In Seregin’s view, the low rates are down to official miscommunication about the vaccine. At first authorities said the injection would be good for two years, then they told people it would need renewing after six months, he said.

“Statements appear with different information from the very same people, and these make people distrustful of the state.”

A source who previously worked in the Covid operations centre of one of Russia’s regions said the country had locked down early at the start of the pandemic but then blundered by declaring victory too soon and going ahead with a national referendum in June 2020 on constitutional changes to allow President Vladimir Putin to run for potentially two more terms in office.

“We kind of drew a line on the coronavirus, vaccinations, masks and all the rest of it.
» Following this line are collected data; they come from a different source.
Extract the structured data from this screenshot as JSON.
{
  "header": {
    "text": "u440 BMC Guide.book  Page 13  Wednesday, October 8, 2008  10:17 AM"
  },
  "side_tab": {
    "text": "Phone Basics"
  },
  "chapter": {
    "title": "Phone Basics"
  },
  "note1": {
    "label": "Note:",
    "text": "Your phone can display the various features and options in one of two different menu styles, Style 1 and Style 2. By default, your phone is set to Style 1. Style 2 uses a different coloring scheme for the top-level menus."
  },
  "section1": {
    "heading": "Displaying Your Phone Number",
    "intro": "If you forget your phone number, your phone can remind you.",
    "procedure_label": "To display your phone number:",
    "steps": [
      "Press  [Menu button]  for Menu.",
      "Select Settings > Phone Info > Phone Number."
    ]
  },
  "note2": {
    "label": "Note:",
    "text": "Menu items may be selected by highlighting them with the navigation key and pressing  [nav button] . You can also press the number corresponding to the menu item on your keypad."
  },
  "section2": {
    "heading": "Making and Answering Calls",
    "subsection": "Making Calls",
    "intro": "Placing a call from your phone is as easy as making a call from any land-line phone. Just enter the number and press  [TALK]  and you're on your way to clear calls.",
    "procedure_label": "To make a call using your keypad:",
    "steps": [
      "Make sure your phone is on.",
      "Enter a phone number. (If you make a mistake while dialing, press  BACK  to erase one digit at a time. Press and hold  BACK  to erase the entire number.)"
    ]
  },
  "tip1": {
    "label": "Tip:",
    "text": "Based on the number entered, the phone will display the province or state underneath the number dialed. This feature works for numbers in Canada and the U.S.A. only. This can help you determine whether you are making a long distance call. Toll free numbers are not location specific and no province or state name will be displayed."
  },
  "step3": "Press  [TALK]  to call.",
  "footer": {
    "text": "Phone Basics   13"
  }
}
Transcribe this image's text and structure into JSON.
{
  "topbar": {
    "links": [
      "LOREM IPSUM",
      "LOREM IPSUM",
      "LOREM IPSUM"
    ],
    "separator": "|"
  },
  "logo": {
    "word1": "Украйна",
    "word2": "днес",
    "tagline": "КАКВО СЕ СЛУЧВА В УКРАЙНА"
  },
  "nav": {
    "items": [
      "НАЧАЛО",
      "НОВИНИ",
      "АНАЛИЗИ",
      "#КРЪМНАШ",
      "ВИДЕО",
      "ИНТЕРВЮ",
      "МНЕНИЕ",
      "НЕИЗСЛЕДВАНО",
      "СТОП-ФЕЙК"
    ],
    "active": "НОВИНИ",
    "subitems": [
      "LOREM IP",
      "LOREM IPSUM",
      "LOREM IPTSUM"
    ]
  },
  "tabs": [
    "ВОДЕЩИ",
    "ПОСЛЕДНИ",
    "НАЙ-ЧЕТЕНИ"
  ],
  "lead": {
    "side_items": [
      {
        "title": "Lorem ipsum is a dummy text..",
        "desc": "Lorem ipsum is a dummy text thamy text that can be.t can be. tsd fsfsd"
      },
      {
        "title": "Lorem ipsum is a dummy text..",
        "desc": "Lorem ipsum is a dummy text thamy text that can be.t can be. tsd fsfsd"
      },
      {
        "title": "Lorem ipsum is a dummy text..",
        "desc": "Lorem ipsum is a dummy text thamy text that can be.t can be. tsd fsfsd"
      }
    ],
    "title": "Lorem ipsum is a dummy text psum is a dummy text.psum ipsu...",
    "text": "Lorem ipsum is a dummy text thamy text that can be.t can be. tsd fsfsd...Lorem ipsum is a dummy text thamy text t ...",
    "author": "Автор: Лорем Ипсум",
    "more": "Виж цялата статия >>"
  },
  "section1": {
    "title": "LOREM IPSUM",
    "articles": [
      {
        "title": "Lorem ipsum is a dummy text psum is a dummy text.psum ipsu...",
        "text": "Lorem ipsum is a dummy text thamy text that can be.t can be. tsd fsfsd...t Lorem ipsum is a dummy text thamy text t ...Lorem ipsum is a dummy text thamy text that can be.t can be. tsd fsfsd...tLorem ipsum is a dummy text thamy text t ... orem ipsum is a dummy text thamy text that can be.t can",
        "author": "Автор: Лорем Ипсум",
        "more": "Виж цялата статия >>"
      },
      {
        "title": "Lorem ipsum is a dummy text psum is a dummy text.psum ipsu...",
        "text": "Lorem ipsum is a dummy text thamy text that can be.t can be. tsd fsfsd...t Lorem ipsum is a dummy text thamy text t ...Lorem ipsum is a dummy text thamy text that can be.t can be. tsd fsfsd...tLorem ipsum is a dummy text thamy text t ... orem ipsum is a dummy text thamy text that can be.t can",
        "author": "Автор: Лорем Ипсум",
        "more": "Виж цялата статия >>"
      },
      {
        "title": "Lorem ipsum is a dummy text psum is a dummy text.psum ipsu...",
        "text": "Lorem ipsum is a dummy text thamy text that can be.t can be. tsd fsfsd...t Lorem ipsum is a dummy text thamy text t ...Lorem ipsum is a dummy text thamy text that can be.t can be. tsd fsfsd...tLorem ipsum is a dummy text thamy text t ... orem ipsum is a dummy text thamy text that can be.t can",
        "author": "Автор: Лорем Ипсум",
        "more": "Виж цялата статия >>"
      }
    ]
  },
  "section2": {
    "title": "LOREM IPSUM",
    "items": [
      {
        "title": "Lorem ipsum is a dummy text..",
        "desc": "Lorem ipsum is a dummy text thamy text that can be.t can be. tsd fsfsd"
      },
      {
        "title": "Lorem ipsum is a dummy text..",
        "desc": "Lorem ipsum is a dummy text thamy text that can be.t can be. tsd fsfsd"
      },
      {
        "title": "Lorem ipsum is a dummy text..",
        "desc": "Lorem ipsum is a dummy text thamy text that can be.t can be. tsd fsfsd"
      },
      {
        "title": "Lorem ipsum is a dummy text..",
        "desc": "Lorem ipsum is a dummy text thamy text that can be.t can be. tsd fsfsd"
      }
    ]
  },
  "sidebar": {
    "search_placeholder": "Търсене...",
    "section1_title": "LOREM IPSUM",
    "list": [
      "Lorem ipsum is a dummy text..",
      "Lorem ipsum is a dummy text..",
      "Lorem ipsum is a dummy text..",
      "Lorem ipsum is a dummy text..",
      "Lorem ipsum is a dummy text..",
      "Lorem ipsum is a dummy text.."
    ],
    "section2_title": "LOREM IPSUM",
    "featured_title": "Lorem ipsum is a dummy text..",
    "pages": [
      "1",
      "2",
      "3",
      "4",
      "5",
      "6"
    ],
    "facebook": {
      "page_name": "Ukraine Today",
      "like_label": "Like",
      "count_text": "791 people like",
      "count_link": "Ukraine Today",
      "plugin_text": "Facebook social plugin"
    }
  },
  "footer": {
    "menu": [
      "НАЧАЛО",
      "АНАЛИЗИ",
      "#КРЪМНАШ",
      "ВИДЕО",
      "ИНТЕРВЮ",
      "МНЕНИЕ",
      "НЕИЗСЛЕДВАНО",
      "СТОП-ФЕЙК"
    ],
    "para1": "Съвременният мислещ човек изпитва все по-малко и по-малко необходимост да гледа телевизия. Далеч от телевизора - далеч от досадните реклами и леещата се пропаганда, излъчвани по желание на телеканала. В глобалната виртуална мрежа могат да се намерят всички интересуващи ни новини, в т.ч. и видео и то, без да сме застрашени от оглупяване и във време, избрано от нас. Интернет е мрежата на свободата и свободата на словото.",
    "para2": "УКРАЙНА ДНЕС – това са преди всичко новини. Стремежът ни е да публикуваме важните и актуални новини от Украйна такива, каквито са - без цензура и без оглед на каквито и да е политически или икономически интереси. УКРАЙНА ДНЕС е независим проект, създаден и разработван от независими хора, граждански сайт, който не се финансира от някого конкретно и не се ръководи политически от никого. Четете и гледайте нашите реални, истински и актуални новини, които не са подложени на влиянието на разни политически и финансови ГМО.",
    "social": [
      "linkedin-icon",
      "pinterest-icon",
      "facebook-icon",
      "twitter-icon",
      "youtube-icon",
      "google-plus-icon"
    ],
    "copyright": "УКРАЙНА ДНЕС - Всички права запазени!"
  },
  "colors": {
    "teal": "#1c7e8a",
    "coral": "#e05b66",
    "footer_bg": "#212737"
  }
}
And now we have what we have – an insane mountain of corpses,” the source said.

Unreliable data

Official figures on the pandemic’s toll vary widely.

As of Monday, cumulative deaths stood at 239,693, according to the national coronavirus task force. The state statistics office puts the figure nearly twice as high, at around 462,000 between April 2020 and September 2021, while Reuters calculated that the number of excess deaths in Russia in the same period was more than 632,000 in comparison with the average mortality rate in 2015-2019.

Some experts say under-reporting of deaths has made people complacent.

“People think what’s the point of me running away from it if it’s no more scary than the flu,” said Elena Shuraeva, head of the Oryol doctor’s trade union.

Her husband Aleksei Timoshenko, a doctor at the Covid hospital, said the picture he sees at work was six to seven times worse than implied by official figures. “And now people are afraid, they really see that many are getting sick and many are dying,” he said.

All this leaves a dilemma for Putin, who has repeatedly urged people to get vaccinated but said last month that even some of his own friends had delayed doing so.

A source close to the Kremlin said there was evidence that the latest restrictions – which include a nationwide workplace shutdown this week and increasing requirements for people to prove their vaccine status to get access to certain venues – was prompting an increase in take-up. Oryol’s governor Andrei Klychkov said people were being vaccinated three times faster than before.

The source close to the Kremlin said compulsory vaccination was out of the question because it would rebound on the government. “It will be seen as an attack on freedom. And that, you know, could be like a powder keg.”